İzmit'in Yenidoğan Mahallesi'nde bulunan Bizans dönemine ait Pantelemon Manastırı'nın kalıntıları, günümüzde ihmal ve ilgisizlikle mücadele ediyor. Çevresi yıllar içinde evlerle çevrilen bu tarihi yapı, doğal faktörler ve insan müdahalesiyle zarar görmüş durumda. Kimliği belirsiz kişiler tarafından yapılan graffiti, manastırın duvarlarını daha da kirletiyor...
TARİHİN DAYANIKLILIĞI
70 yıl öncesine dayanan evlerle kaplı olan ve çok sayıda deprem atlatan Pantelemon Manastırı, 17 Ağustos 1999 depreminde bile zarar görmemiş sağlam yapısıyla dikkat çekiyor. Yaşar Onar, yapıyı koruma altına almanın ve restorasyonun önemini vurgularken, sit alanı ilan edildiğinden beri herhangi bir müdahalenin yasak olduğunu belirtiyor.
ESERİN MANEVİ DEĞERİ
Yerli ve yabancı turistlerin uğrak noktası haline gelen bu tarihi yapı, ziyaretçiler için manevi bir anlam taşıyor. Turistlerin manastır taşlarını öptüğü, dualar ettiği ve mum yaktığı gözlemleniyor. Yapının bir ibadethane olarak görülmesi, kültürel ve dini öneminin bir göstergesi.
KAYIP TARİHİN İZLERİ
Manastırın altında yıllar önce keşfedilen bir mahzen hikayesi de, yapıya dair bilinmeyenleri ortaya koyuyor.

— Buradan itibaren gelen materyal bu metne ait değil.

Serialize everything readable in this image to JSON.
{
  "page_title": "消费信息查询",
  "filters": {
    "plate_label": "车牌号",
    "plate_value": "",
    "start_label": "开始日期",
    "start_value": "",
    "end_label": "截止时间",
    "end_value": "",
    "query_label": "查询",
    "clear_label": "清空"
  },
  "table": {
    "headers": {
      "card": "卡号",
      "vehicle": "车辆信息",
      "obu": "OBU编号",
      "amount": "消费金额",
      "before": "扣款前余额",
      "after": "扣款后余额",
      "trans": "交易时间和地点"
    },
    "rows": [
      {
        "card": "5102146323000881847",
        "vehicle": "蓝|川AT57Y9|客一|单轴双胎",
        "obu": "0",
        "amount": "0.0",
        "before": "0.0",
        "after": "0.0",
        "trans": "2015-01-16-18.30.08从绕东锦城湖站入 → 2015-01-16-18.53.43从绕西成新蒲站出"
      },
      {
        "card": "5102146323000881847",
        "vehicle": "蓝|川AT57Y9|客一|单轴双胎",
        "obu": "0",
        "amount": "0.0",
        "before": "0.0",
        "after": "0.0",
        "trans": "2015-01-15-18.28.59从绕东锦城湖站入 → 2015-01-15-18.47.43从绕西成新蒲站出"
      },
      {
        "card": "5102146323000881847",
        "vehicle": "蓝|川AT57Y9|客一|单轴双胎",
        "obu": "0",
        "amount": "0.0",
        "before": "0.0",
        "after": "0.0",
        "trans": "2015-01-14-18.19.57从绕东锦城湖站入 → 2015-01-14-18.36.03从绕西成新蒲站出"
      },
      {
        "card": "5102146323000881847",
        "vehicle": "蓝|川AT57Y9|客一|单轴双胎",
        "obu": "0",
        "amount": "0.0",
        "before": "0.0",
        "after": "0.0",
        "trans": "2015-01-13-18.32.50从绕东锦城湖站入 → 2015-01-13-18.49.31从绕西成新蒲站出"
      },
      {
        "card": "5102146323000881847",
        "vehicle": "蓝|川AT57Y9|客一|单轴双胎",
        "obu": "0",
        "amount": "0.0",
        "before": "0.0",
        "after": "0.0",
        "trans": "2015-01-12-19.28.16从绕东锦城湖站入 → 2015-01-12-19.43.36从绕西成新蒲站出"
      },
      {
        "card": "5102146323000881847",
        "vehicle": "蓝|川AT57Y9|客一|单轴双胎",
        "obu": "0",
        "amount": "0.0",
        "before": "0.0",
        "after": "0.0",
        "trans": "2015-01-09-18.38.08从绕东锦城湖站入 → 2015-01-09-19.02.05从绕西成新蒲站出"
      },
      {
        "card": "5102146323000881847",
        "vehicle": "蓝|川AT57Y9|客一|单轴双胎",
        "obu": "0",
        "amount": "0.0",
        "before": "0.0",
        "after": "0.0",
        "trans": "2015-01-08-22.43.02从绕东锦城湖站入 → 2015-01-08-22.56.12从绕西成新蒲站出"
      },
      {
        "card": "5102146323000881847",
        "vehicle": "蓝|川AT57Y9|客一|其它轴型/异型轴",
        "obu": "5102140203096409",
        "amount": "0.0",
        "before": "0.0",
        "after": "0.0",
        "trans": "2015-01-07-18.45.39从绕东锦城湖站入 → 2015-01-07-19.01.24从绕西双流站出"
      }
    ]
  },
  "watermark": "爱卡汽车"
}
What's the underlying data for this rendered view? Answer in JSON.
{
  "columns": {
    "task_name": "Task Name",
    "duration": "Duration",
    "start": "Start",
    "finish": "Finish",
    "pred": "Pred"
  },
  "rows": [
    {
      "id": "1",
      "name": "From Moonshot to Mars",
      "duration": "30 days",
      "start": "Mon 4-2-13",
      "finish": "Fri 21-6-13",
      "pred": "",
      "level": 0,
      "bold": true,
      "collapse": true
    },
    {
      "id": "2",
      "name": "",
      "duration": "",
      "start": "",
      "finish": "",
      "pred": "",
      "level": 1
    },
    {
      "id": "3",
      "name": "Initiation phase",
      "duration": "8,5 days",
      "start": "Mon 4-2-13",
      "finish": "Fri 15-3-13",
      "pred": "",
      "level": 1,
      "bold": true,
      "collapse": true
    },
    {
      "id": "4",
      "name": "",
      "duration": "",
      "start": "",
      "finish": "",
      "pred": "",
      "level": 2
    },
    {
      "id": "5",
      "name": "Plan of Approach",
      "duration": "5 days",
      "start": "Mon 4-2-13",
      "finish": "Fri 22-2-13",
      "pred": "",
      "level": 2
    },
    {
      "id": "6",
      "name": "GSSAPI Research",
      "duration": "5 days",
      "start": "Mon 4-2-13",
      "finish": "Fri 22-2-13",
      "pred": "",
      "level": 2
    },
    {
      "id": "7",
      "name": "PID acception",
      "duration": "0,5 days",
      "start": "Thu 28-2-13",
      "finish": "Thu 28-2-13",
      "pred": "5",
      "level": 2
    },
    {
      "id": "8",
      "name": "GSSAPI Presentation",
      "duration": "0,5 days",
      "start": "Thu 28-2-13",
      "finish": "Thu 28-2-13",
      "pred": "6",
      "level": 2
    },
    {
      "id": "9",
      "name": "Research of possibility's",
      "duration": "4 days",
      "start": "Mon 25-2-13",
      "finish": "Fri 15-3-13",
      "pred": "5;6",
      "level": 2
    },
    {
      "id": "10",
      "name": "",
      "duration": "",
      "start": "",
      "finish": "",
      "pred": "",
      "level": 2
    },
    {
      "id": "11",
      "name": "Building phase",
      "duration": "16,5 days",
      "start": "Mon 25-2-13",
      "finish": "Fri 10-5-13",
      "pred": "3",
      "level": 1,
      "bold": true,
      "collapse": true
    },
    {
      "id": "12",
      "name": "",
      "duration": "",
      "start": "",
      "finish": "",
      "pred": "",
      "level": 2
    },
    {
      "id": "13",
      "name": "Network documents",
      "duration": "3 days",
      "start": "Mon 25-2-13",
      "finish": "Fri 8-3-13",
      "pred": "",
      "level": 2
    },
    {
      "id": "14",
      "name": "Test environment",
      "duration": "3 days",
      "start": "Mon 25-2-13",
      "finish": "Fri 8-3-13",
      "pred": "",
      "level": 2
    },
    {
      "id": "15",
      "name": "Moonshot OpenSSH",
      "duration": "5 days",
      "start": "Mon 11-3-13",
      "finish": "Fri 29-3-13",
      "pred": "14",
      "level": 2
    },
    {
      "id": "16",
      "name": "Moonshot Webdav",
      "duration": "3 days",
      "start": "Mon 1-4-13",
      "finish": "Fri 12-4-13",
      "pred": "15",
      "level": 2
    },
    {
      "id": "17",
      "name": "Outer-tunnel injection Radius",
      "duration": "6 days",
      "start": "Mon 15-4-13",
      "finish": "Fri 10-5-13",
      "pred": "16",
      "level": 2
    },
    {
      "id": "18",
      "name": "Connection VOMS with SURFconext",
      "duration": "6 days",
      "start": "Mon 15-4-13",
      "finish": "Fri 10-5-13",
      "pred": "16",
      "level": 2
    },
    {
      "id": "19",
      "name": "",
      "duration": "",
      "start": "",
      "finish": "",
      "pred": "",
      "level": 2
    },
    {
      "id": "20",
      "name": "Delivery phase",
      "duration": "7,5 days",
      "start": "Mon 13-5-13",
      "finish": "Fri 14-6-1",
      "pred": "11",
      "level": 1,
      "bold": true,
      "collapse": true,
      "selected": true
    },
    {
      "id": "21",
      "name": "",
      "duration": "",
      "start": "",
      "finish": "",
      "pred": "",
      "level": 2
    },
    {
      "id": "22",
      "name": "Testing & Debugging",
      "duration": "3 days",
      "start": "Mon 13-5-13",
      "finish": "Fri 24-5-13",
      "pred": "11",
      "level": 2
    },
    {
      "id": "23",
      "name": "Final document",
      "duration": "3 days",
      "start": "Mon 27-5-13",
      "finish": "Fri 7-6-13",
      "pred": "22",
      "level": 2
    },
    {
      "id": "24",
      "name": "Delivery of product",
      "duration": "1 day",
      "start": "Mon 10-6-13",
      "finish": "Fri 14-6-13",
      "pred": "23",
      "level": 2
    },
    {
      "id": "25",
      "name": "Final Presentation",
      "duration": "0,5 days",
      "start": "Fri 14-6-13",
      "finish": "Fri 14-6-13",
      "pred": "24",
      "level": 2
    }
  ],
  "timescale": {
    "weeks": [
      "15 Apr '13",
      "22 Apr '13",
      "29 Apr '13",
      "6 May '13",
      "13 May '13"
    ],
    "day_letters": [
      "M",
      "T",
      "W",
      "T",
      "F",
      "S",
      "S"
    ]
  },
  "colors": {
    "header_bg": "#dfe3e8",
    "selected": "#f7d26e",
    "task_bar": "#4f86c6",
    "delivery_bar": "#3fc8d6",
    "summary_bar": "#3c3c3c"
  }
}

Nimet Kurtuluş, arkadaşını ziyarete gittiğinde merakla açılan tahta kapıdan sonra karşılaştıkları geniş mahzeni anlatıyor. Bu mahzen, manastırın sadece üst kısmıyla sınırlı olmadığının, altında yatan daha geniş bir tarihi yapı olduğunun kanıtı niteliğinde.